Heading into work under a Mars-like sky, everyone around me had the same dazed expression. A note of concern crept into every conversation, jokes about the end of the world and zombie apocalypses. One of the most memorable conversations I had that day was with a colleague anxious about the future his two-year-old twins would inherit. He was worried about them growing up in a California with more smoky days than sunny ones, making it difficult to enjoy its familiar rugged, beautiful nature.

Photo by Matt Palmer on Unsplash

For the first time, we were feeling the impact of climate change close up. Until then, wildfires were something that happened in faraway mountains miles away from the Bay Area, a city used to dense fog, not wildfire smoke choking your lungs. But, as these effects become more widespread, my colleague is not the only parent, current or potential, worrying about how climate change will impact future generations. 

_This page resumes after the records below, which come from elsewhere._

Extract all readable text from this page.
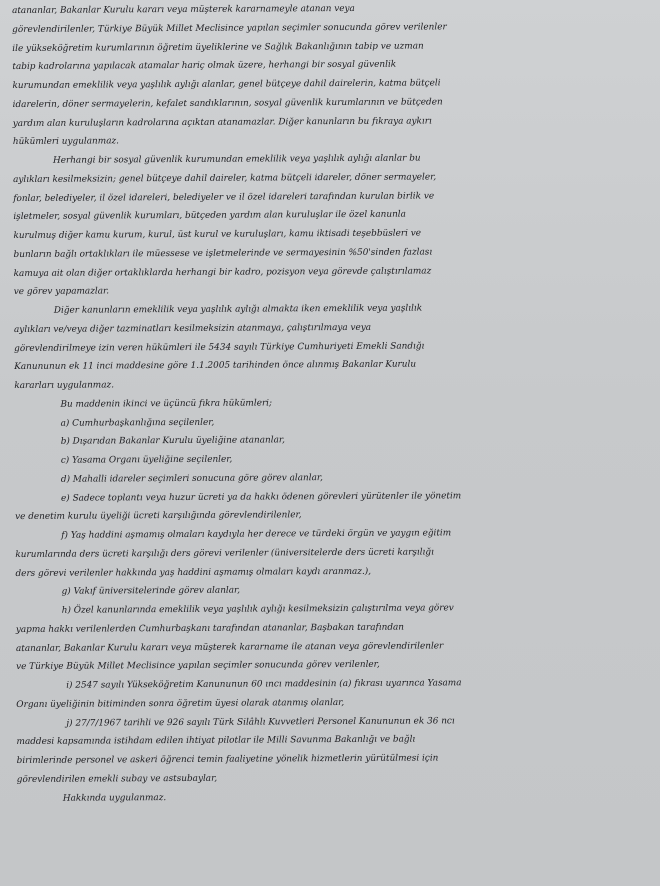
atananlar, Bakanlar Kurulu kararı veya müşterek kararnameyle atanan veya
görevlendirilenler, Türkiye Büyük Millet Meclisince yapılan seçimler sonucunda görev verilenler
ile yükseköğretim kurumlarının öğretim üyeliklerine ve Sağlık Bakanlığının tabip ve uzman
tabip kadrolarına yapılacak atamalar hariç olmak üzere, herhangi bir sosyal güvenlik
kurumundan emeklilik veya yaşlılık aylığı alanlar, genel bütçeye dahil dairelerin, katma bütçeli
idarelerin, döner sermayelerin, kefalet sandıklarının, sosyal güvenlik kurumlarının ve bütçeden
yardım alan kuruluşların kadrolarına açıktan atanamazlar. Diğer kanunların bu fıkraya aykırı
hükümleri uygulanmaz.
Herhangi bir sosyal güvenlik kurumundan emeklilik veya yaşlılık aylığı alanlar bu
aylıkları kesilmeksizin; genel bütçeye dahil daireler, katma bütçeli idareler, döner sermayeler,
fonlar, belediyeler, il özel idareleri, belediyeler ve il özel idareleri tarafından kurulan birlik ve
işletmeler, sosyal güvenlik kurumları, bütçeden yardım alan kuruluşlar ile özel kanunla
kurulmuş diğer kamu kurum, kurul, üst kurul ve kuruluşları, kamu iktisadi teşebbüsleri ve
bunların bağlı ortaklıkları ile müessese ve işletmelerinde ve sermayesinin %50'sinden fazlası
kamuya ait olan diğer ortaklıklarda herhangi bir kadro, pozisyon veya görevde çalıştırılamaz
ve görev yapamazlar.
Diğer kanunların emeklilik veya yaşlılık aylığı almakta iken emeklilik veya yaşlılık
aylıkları ve/veya diğer tazminatları kesilmeksizin atanmaya, çalıştırılmaya veya
görevlendirilmeye izin veren hükümleri ile 5434 sayılı Türkiye Cumhuriyeti Emekli Sandığı
Kanununun ek 11 inci maddesine göre 1.1.2005 tarihinden önce alınmış Bakanlar Kurulu
kararları uygulanmaz.
Bu maddenin ikinci ve üçüncü fıkra hükümleri;
a) Cumhurbaşkanlığına seçilenler,
b) Dışarıdan Bakanlar Kurulu üyeliğine atananlar,
c) Yasama Organı üyeliğine seçilenler,
d) Mahalli idareler seçimleri sonucuna göre görev alanlar,
e) Sadece toplantı veya huzur ücreti ya da hakkı ödenen görevleri yürütenler ile yönetim
ve denetim kurulu üyeliği ücreti karşılığında görevlendirilenler,
f) Yaş haddini aşmamış olmaları kaydıyla her derece ve türdeki örgün ve yaygın eğitim
kurumlarında ders ücreti karşılığı ders görevi verilenler (üniversitelerde ders ücreti karşılığı
ders görevi verilenler hakkında yaş haddini aşmamış olmaları kaydı aranmaz.),
g) Vakıf üniversitelerinde görev alanlar,
h) Özel kanunlarında emeklilik veya yaşlılık aylığı kesilmeksizin çalıştırılma veya görev
yapma hakkı verilenlerden Cumhurbaşkanı tarafından atananlar, Başbakan tarafından
atananlar, Bakanlar Kurulu kararı veya müşterek kararname ile atanan veya görevlendirilenler
ve Türkiye Büyük Millet Meclisince yapılan seçimler sonucunda görev verilenler,
i) 2547 sayılı Yükseköğretim Kanununun 60 ıncı maddesinin (a) fıkrası uyarınca Yasama
Organı üyeliğinin bitiminden sonra öğretim üyesi olarak atanmış olanlar,
j) 27/7/1967 tarihli ve 926 sayılı Türk Silâhlı Kuvvetleri Personel Kanununun ek 36 ncı
maddesi kapsamında istihdam edilen ihtiyat pilotlar ile Milli Savunma Bakanlığı ve bağlı
birimlerinde personel ve askeri öğrenci temin faaliyetine yönelik hizmetlerin yürütülmesi için
görevlendirilen emekli subay ve astsubaylar,
Hakkında uygulanmaz.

Research shows that, as more people are exposed to increasingly common extreme weather events fueled by climate change, young adults are questioning whether to have children. A recent Morning Consult poll showed that 11 percent of childless adults said that climate change is a "major reason" they do not have children, with 15 percent saying it plays at least a minor role. For some, the fear is about making climate change worse by adding another human being to the planet. For others, they fear "that their offspring would have to struggle through a climate apocalypse." In an interview with CNBC, a woman named Jessica Combes put it bluntly, saying, "I refuse to bring children into the burning hellscape we call a planet."


Image by Morning Consult

While statements like that seem extreme, these are not irrational or baseless fears. According to a new study from the journal Science, children born in 2020 will deal with extreme climate events "at a rate that is two to seven times higher" than those born in 1960. That means more cyclones, more wildfires, flooding, crop failure, and drought. Of all the threats faced by future generations, heatwaves will occur at a rate 36 times higher than for those born sixty years ago. It is important to note that these impacts will not be shared equally with individuals who have contributed least to climate change bearing the brunt of these extreme events.

Of course, these numbers are concerning in their implications for the babies being born today. But, perhaps more immediately, they are also raising some important questions for young adults trying to make decisions about a future that seems uncertain and scary. In interviews with 10,000 young people ages 16-25 living in ten different countries, two-thirds of respondents feel anxious and afraid about the future, with eight in ten saying "the future is frightening." The survey also showed that four in ten felt hesitant to have children because of their climate anxiety.

Photo by Johann Walter-Bantz on Unsplash

This growing movement not to have children because of fears over climate change is picking up momentum with more adults considering its adverse effects in their decision to have, or not have, children. Analysts at Morgan Stanley say that this trend is "impacting fertility rates quicker than any preceding trend in the field of fertility decline." Importantly, not everyone has the privilege to choose whether or not to have children which raises questions about how this will exacerbate the already present effects of climate injustice.

The decision to have a child is profoundly personal, and evidence shows that the climate crisis is beyond the point where an individual choice will alleviate the future impacts of extreme climate events. Yet, beyond the question of systemic change versus a personal decision, there is the deeply emotional, complicated conversation around whether or not someone wants to bring a child into a world that will, in all likelihood, be very different from the one in which they grew up.

Since my conversation with my colleague, I have been asking myself the same question that thousands of other young adults are considering. Everyone's decision to have a child — or not — is based on many factors. Some are starting to factor in climate change, myself included. When you see the sky turn orange, floods wipe out a bustling town, or a hurricane bring a city to its knees, it's rational to wonder what the future might hold for those born into it.